POLITICS AS ENTERTAINMENT AS POLITICS
The above photo is posted at Eric Harvey's Marathonpacks with the caption, "A Brian De Palma film waiting to happen." The photo, apparently snapped from in front of a television screen, shows Sarah Palin entering on the left, while Tina Fey, impersonating Palin, exits to the right during the opening segment of last Saturday's Saturday Night Live. Harvey rants that both Saturday Night Live and "politics" treat politics "less as a contest of ideas than as a cast of characters," and he mentions Oliver Stone's just-released W. as another instance where a cast of characters, some reprising their roles from a dozen years earlier, seem to have taken over our collective stream of politics.

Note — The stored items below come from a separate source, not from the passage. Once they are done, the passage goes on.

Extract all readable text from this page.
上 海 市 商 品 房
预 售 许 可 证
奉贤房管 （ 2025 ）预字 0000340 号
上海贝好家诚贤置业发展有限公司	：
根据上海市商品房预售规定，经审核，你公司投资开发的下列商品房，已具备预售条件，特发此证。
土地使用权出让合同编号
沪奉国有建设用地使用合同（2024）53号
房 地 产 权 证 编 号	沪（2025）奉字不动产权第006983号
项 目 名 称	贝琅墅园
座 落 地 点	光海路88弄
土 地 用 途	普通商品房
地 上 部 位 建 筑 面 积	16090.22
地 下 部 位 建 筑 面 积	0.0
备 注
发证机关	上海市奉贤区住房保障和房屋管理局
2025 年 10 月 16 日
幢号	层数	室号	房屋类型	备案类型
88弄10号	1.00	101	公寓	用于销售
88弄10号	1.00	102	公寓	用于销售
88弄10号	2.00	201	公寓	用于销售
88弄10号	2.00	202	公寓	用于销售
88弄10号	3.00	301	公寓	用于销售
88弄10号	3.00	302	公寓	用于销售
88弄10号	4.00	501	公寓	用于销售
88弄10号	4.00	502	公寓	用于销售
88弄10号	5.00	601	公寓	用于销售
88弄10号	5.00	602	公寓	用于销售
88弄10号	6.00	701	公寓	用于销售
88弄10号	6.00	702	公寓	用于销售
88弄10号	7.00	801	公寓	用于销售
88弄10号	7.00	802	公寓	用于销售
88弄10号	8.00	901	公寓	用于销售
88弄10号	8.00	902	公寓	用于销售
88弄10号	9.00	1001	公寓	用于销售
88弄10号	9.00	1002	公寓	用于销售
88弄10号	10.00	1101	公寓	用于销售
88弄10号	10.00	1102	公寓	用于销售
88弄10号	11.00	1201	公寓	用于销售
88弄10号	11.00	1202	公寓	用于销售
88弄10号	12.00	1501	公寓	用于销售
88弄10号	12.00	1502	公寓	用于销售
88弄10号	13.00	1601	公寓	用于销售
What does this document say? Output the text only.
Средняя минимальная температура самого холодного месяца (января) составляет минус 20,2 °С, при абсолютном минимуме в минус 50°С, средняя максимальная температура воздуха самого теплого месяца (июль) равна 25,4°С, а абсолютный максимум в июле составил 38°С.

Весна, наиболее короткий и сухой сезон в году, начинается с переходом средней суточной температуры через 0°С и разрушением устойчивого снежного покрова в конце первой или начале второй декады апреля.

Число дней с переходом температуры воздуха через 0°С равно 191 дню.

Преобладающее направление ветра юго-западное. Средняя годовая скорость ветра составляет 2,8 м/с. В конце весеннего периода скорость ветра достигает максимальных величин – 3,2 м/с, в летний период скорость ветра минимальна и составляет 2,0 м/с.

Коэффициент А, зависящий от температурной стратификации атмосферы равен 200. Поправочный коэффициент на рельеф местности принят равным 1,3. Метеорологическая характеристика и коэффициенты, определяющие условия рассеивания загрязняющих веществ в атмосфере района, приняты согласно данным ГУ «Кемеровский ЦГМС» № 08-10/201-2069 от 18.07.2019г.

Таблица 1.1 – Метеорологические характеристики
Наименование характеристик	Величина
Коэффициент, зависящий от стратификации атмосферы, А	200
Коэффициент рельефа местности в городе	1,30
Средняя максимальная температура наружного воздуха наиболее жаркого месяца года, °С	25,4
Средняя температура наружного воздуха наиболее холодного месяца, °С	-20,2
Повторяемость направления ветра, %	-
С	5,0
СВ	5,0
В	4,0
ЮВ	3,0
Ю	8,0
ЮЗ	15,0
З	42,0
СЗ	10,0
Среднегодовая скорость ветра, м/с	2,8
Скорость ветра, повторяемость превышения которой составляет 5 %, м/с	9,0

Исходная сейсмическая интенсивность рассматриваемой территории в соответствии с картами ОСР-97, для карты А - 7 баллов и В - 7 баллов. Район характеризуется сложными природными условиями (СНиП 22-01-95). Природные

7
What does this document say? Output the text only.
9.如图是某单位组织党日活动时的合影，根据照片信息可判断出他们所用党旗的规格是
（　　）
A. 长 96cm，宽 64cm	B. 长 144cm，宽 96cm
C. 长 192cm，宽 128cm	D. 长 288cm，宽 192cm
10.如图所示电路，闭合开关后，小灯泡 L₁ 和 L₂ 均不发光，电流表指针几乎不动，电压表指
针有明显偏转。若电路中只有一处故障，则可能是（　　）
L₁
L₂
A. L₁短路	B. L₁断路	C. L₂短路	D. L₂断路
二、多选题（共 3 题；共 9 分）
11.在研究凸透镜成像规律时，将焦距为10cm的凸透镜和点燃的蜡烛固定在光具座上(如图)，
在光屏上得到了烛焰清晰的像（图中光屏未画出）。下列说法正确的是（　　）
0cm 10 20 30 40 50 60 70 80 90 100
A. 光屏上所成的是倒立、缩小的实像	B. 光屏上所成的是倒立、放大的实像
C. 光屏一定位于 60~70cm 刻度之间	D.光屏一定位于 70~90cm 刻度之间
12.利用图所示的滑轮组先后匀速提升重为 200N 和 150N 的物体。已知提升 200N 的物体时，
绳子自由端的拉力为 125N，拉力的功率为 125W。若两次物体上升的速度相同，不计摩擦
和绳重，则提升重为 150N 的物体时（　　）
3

Meanwhile, over at the Huffington Post, Michael Showalter cites James Ellroy's L.A. Confidential to explain why he thinks Palin keeps using the tough-to-pronounce word "Ahmadinejad" to con her audiences into thinking that she is making sense. Palin then leads Showalter to think of The Bonfire Of The Vanities:With the latest revelation that Sarah Palin has spent more than four times what Joe the Plumber makes in a year, $175,000 to be exact, on her wardrobe so far, I couldn't help but thinking of another book: The Bonfire Of The Vanities. I also thought of the movie, or to be more exact, the making of the movie. The making of the movie version of Bonfire of the Vanities as detailed in the book The Devil's Candy by Julie Salamon is the story of a pretty good idea that became a really, really bad idea really fast. I think that the publisher's comments sum it up well: "When Brian De Palma agreed to allow Julie Salamon unlimited access to the film production of Tom Wolfe's best-selling The Bonfire of the Vanities, both director and journalist must have felt like they were on to something big. How could it lose? But instead Salamon got a front-row seat at the Hollywood disaster of the decade...This riveting insider's portrait provides a timeless account of an industry where art, talent, ego, and money combine and clash on a monumental scale."
If only John McCain's presidential bid were just a movie. Then again who thought really thought that the movie about the chihuahua would do so well?